Check correctness. You will lose all 20 points if the following statement throws AssertError.

@assert abs(Real(vals[1])) < 1e-8

x_arnoldi   = abs.(Real.(vecs[1]))
x_arnoldi ./= sum(x_arnoldi)
@assert norm(x_arnoldi - xsol) < 1e-8

LoadError: AssertionError: norm(x_arnoldi - xsol) < 1.0e-8

Arnoldi should be reasonably fast.

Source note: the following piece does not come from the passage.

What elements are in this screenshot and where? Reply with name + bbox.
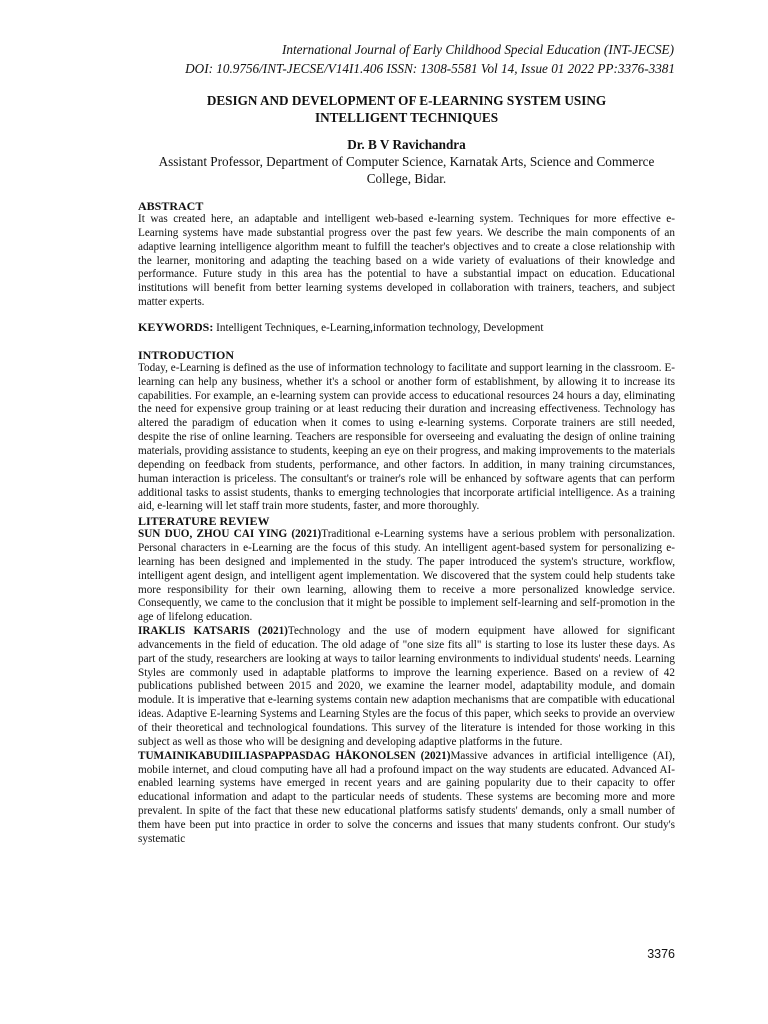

The points you’ll get is

clamp(20 / time_arnoldi * 20, 0, 20)

20.0

Hint: My runtime is about 6-7 seconds.

1.3 Q6 (5 pts) Results

List the top 20 pages you found and their corresponding PageRank score. Do they match the top 20 pages ranked according to in-degrees?

1.4 Q7 Be proud of yourself

Go to your resume/cv and claim you have experience performing analysis on a network of one million nodes.